Elle s’inclina avant d’aller rejoindre son époux de l’autre côté de la salle. Contre toute attente, ce bal m’avait révélé bien plus que je ne l’aurais cru. Sur moi-même, mais aussi sur ma mère et mon peuple. J’avais compris qu’il était de laisser derrière celle qui sursautait au moindre bruit, celle qui avait peur d’être à nouveau poignardée en pleine nuit.

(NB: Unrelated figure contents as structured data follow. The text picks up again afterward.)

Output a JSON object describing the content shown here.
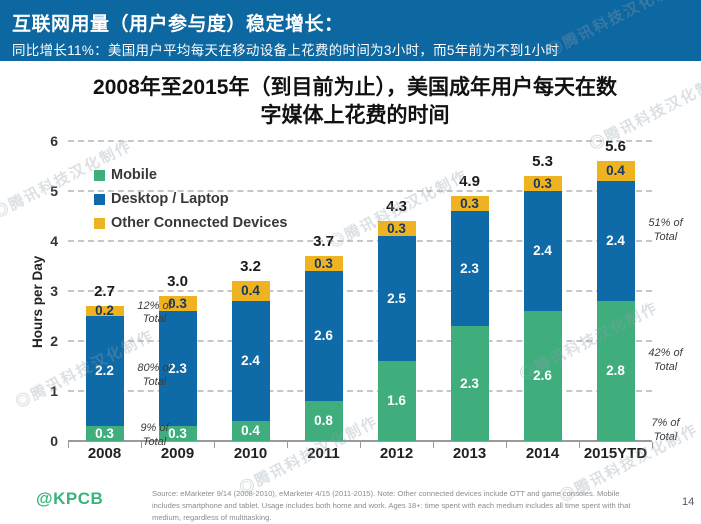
{
  "banner": {
    "title": "互联网用量（用户参与度）稳定增长：",
    "subtitle": "同比增长11%：美国用户平均每天在移动设备上花费的时间为3小时，而5年前为不到1小时"
  },
  "chart_title": "2008年至2015年（到目前为止），美国成年用户每天在数字媒体上花费的时间",
  "chart_data": {
    "type": "bar",
    "stacked": true,
    "title": "2008年至2015年（到目前为止），美国成年用户每天在数字媒体上花费的时间",
    "categories": [
      "2008",
      "2009",
      "2010",
      "2011",
      "2012",
      "2013",
      "2014",
      "2015YTD"
    ],
    "series": [
      {
        "name": "Mobile",
        "color": "#3fae7c",
        "label_color": "#ffffff",
        "values": [
          0.3,
          0.3,
          0.4,
          0.8,
          1.6,
          2.3,
          2.6,
          2.8
        ]
      },
      {
        "name": "Desktop / Laptop",
        "color": "#0f6aa8",
        "label_color": "#ffffff",
        "values": [
          2.2,
          2.3,
          2.4,
          2.6,
          2.5,
          2.3,
          2.4,
          2.4
        ]
      },
      {
        "name": "Other Connected Devices",
        "color": "#efb321",
        "label_color": "#16395f",
        "values": [
          0.2,
          0.3,
          0.4,
          0.3,
          0.3,
          0.3,
          0.3,
          0.4
        ]
      }
    ],
    "totals": [
      2.7,
      3.0,
      3.2,
      3.7,
      4.3,
      4.9,
      5.3,
      5.6
    ],
    "xlabel": "",
    "ylabel": "Hours per Day",
    "ylim": [
      0,
      6
    ],
    "yticks": [
      0,
      1,
      2,
      3,
      4,
      5,
      6
    ],
    "grid": "horizontal-dashed",
    "legend_position": "top-left",
    "annotations": [
      {
        "anchor_index": 0,
        "items": [
          {
            "text": "12% of Total",
            "series_index": 0
          },
          {
            "text": "80% of Total",
            "series_index": 1
          },
          {
            "text": "9% of Total",
            "series_index": 2
          }
        ]
      },
      {
        "anchor_index": 7,
        "items": [
          {
            "text": "51% of Total",
            "series_index": 0
          },
          {
            "text": "42% of Total",
            "series_index": 1
          },
          {
            "text": "7% of Total",
            "series_index": 2
          }
        ]
      }
    ]
  },
  "footer": {
    "logo": "@KPCB",
    "source": "Source: eMarketer 9/14 (2008-2010), eMarketer 4/15 (2011-2015). Note: Other connected devices include OTT and game consoles. Mobile includes smartphone and tablet. Usage includes both home and work. Ages 18+: time spent with each medium includes all time spent with that medium, regardless of multitasking.",
    "page_number": "14"
  },
  "watermark": {
    "text": "◎腾讯科技汉化制作"
  }
}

Si je voulais que tout ça cesse, je ne devais compter que sur moi-même, je devais sauver mon peuple et faire ce que ma mère n’avait pas réussi. Et ça commencerais dès demain, dès que j’aurais toutes les données économiques de l’Empire sur mon bureau, même si pour cela, je devais le destituer une fois couronnée.